Auf der eineinhalbstündigen Fahrt von Samarkand südwärts nach Shahrisabz erklimmt der Wagen etwa auf halbem Weg den Tahta-Karacha-Pass. Von dessen Scheitel auf fast achtzehnhundert Metern Seehöhe schweift der Blick über die Serpentinenstraße und felsübersäte Abhänge hinab in das Tal des Tankhadarya. Dort unten verbrachte Temür ibn Taraghai Barlas, den die Nachwelt unter dem Namen Tamerlan oder auch Timur Lenk, »der Lahme«, kennt, seine Jugend. Es waren turbulente Jahre in einem notorisch von Gewalt geprägten Soziotop, in dem sich der in den 1330er Jahren geborene Spross eines turkstämmigen Clans erste Sporen verdiente. Wie Dschingis Khan scharte er als Anführer einen Haufen von Abenteurern und Freibeutern um sich – frühe Vorläufer, wenn man so will, der Basmatschi, jener »ruhmreichen Banditen«, die in den Zwanzigern den Bolschewiken und in der Folge sogar noch Stalin in Turkmenistan zu schaffen machten.
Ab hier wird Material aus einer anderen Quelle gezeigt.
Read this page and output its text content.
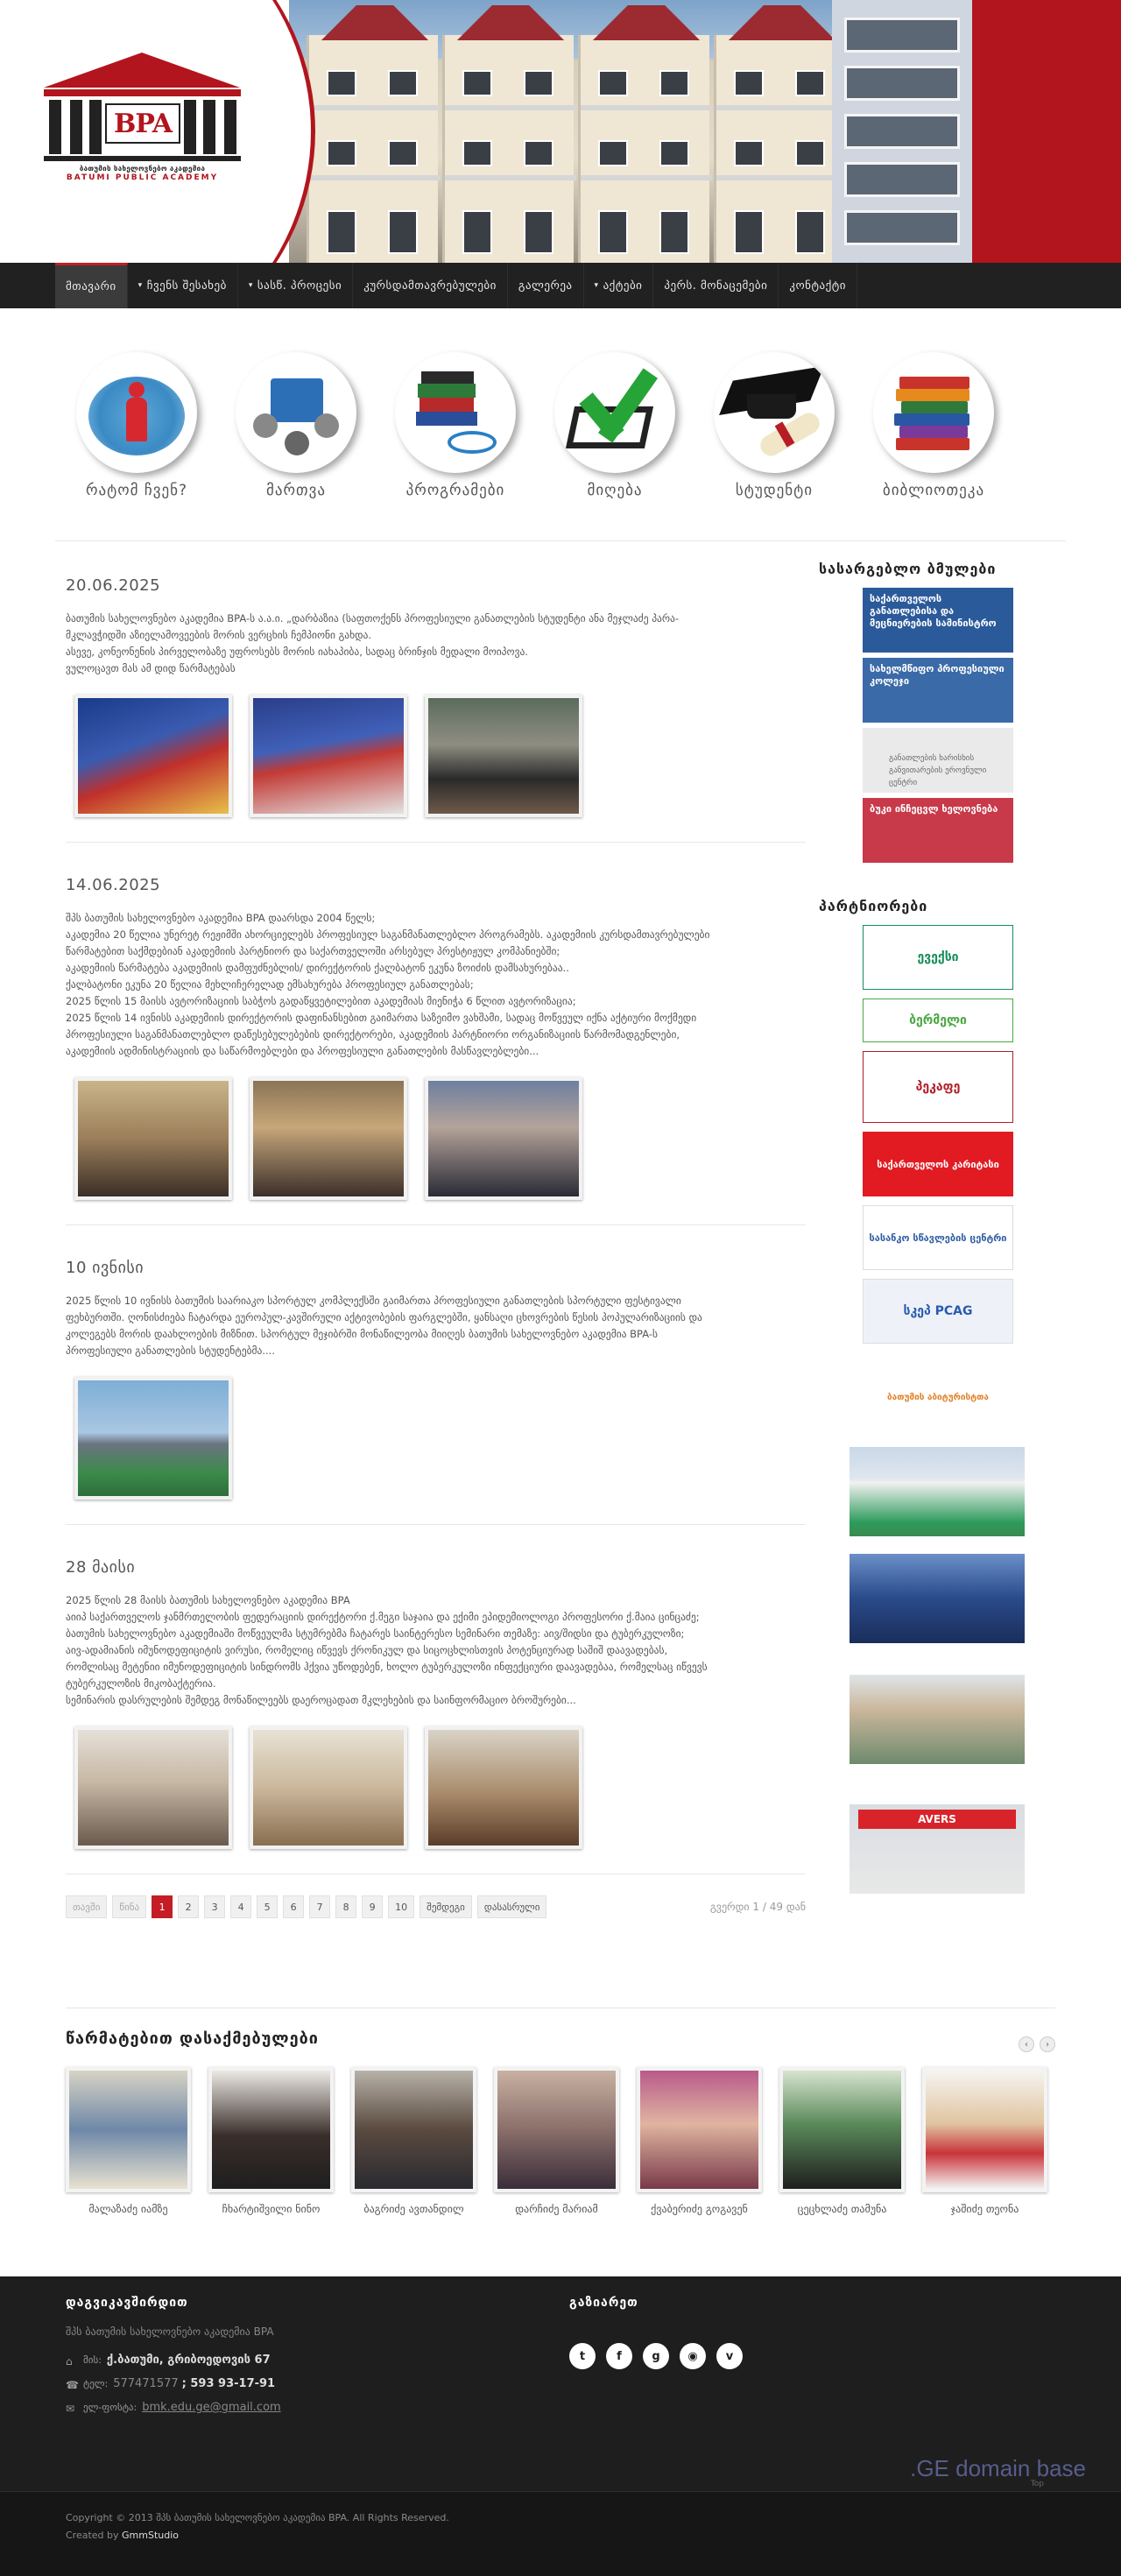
BPA
ბათუმის სახელოვნებო აკადემია
BATUMI PUBLIC ACADEMY
მთავარი	▾ ჩვენს შესახებ	▾ სასწ. პროცესი კურსდამთავრებულები გალერეა	▾ აქტები პერს. მონაცემები კონტაქტი
რატომ ჩვენ?	მართვა	პროგრამები	მიღება	სტუდენტი	ბიბლიოთეკა
20.06.2025

ბათუმის სახელოვნებო აკადემია BPA-ს ა.ა.ი. „დარბაზია (საფთოქენს პროფესიული განათლების სტუდენტი ანა მეჯლაძე პარა-

მკლავჭიდში აზიელამოვეების მორის ვერცხის ჩემპიონი გახდა.

ასევე, კონეონენის პირველობაზე უფროსებს მორის იახაპიბა, სადაც ბრინჯის მედალი მოიპოვა.

ვულოცავთ მას ამ დიდ წარმატებას

14.06.2025

შპს ბათუმის სახელოვნებო აკადემია BPA დაარსდა 2004 წელს;

აკადემია 20 წელია უნერეტ რეჟიმში ახორციელებს პროფესიულ საგანმანათლებლო პროგრამებს. აკადემიის კურსდამთავრებულები

წარმატებით საქმდებიან აკადემიის პარტნიორ და საქართველოში არსებულ პრესტიჟულ კომპანიებში;

აკადემიის წარმატება აკადემიის დამფუძნებლის/ დირექტორის ქალბატონ ეკუნა ზოიძის დამსახურებაა..

ქალბატონი ეკუნა 20 წელია მეხლიჩერელად ემსახურება პროფესიულ განათლებას;

2025 წლის 15 მაისს ავტორიზაციის საბჭოს გადაწყვეტილებით აკადემიას მიენიჭა 6 წლით ავტორიზაცია;

2025 წლის 14 ივნისს აკადემიის დირექტორის დაფინანსებით გაიმართა საზეიმო ვახშამი, სადაც მოწვეულ იქნა აქტიური მოქმედი

პროფესიული საგანმანათლებლო დაწესებულებების დირექტორები, აკადემიის პარტნიორი ორგანიზაციის წარმომადგენლები,

აკადემიის ადმინისტრაციის და საწარმოებლები და პროფესიული განათლების მასწავლებლები...

10 ივნისი

2025 წლის 10 ივნისს ბათუმის საარიაკო სპორტულ კომპლექსში გაიმართა პროფესიული განათლების სპორტული ფესტივალი

ფეხბურთში. ღონისძიება ჩატარდა ეუროპულ-კავშირული აქტივობების ფარგლებში, ყანსაღი ცხოვრების წესის პოპულარიზაციის და

კოლეგებს მორის დაახლოების მიზნით. სპორტულ მეჯიბრში მონაწილეობა მიიღეს ბათუმის სახელოვნებო აკადემია BPA-ს

პროფესიული განათლების სტუდენტებმა....

28 მაისი

2025 წლის 28 მაისს ბათუმის სახელოვნებო აკადემია BPA

აიიპ საქართველოს ჯანმრთელობის ფედერაციის დირექტორი ქ.მეგი საჯაია და ექიმი ეპიდემიოლოგი პროფესორი ქ.მაია ცინცაძე;

ბათუმის სახელოვნებო აკადემიაში მოწვეულმა სტუმრებმა ჩატარეს საინტერესო სემინარი თემაზე: აივ/შიდსი და ტუბერკულოზი;

აივ-ადამიანის იმუნოდეფიციტის ვირუსი, რომელიც იწვევს ქრონიკულ და სიცოცხლისთვის პოტენციურად საშიშ დაავადებას,

რომლისაც მეტენიი იმუნოდეფიციტის სინდრომს ჰქვია უწოდებენ, ხოლო ტუბერკულოზი ინფექციური დაავადებაა, რომელსაც იწვევს

ტუბერკულოზის მიკობაქტერია.

სემინარის დასრულების შემდეგ მონაწილეებს დაეროცადათ მკლეხების და საინფორმაციო ბროშურები...

თავში	წინა	1	2	3	4	5	6	7	8	9	10	შემდეგი	დასასრული	გვერდი 1 / 49 დან
სასარგებლო ბმულები
საქართველოს განათლებისა და მეცნიერების სამინისტრო
სახელმწიფო პროფესიული კოლეჯი
განათლების ხარისხის განვითარების ეროვნული ცენტრი
ბუკი ინჩეცვლ ხელოვნება
პარტნიორები
ევექსი
ბერმელი
პეკაფე
საქართველოს კარიტასი
სასანკო სწავლების ცენტრი
სკეპ PCAG
ბათუმის აბიტურისტთა
AVERS
წარმატებით დასაქმებულები	‹	›
მალაზაძე იამზე	ჩხარტიშვილი ნინო	ბაგრიძე ავთანდილ	დარჩიძე მარიამ	ქვაბერიძე გოგავენ	ცეცხლაძე თამუნა	ჯაშიძე თეონა
დაგვიკავშირდით
შპს ბათუმის სახელოვნებო აკადემია BPA
⌂	მის: ქ.ბათუმი, გრიბოედოვის 67
☎ ტელ: 577471577 ; 593 93-17-91
✉ ელ-ფოსტა: bmk.edu.ge@gmail.com
გაზიარეთ
t	f	g	◉	v
.GE domain base
Top
Copyright © 2013 შპს ბათუმის სახელოვნებო აკადემია BPA. All Rights Reserved.
Created by GmmStudio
Kraft diplomatischer Listen und skrupelloser Kühnheit formte der junge Timur allmählich einen starken militärischen Söldnertross, wurde 1370 auf einem Kurultai, dem mongolischen Reichstag, zum Großemir gewählt und schwang sich schließlich zum Alleinherrscher über das Zweistromland zwischen Syrdarya und Amudarya auf. Es folgte eine nicht enden wollende Kette von Feldzügen, mit denen er von Choresmien und Persien über den Kaukasus, Mesopotamien, Syrien und Anatolien, vom Fergana-Tal bis nach Nordindien ein immenses Territorium eroberte und heillos verwüstete. Berühmt ist etwa sein Sieg über den osmanischen Sultan Bayezid I. 1402 bei Ankara, wo dieser in seine Gefangenschaft geriet. Traumatisierend wirken bis heute seine Massaker nach, bei denen er unter anderem in Isfahan, Bagdad, Damaskus und Delhi große Teile der Stadtbevölkerung niedermetzeln und die Schädel der Opfer zu Pyramiden auftürmen ließ. Es wird vermutet, Timur habe sich mit dem Schrecken umgeben und den Nimbus verleihen wollen, der sich mit Namen und Taten des von ihm verehrten Dschingis Khan verband, und ihm deshalb auch auf dem Feld der Blutrünstigkeit nachgeeifert. Andererseits war er, obwohl selbst des Lesens und Schreibens unkundig, als großzügiger Förderer der islamischen Literatur und vor allem der bildenden Kunst aktiv.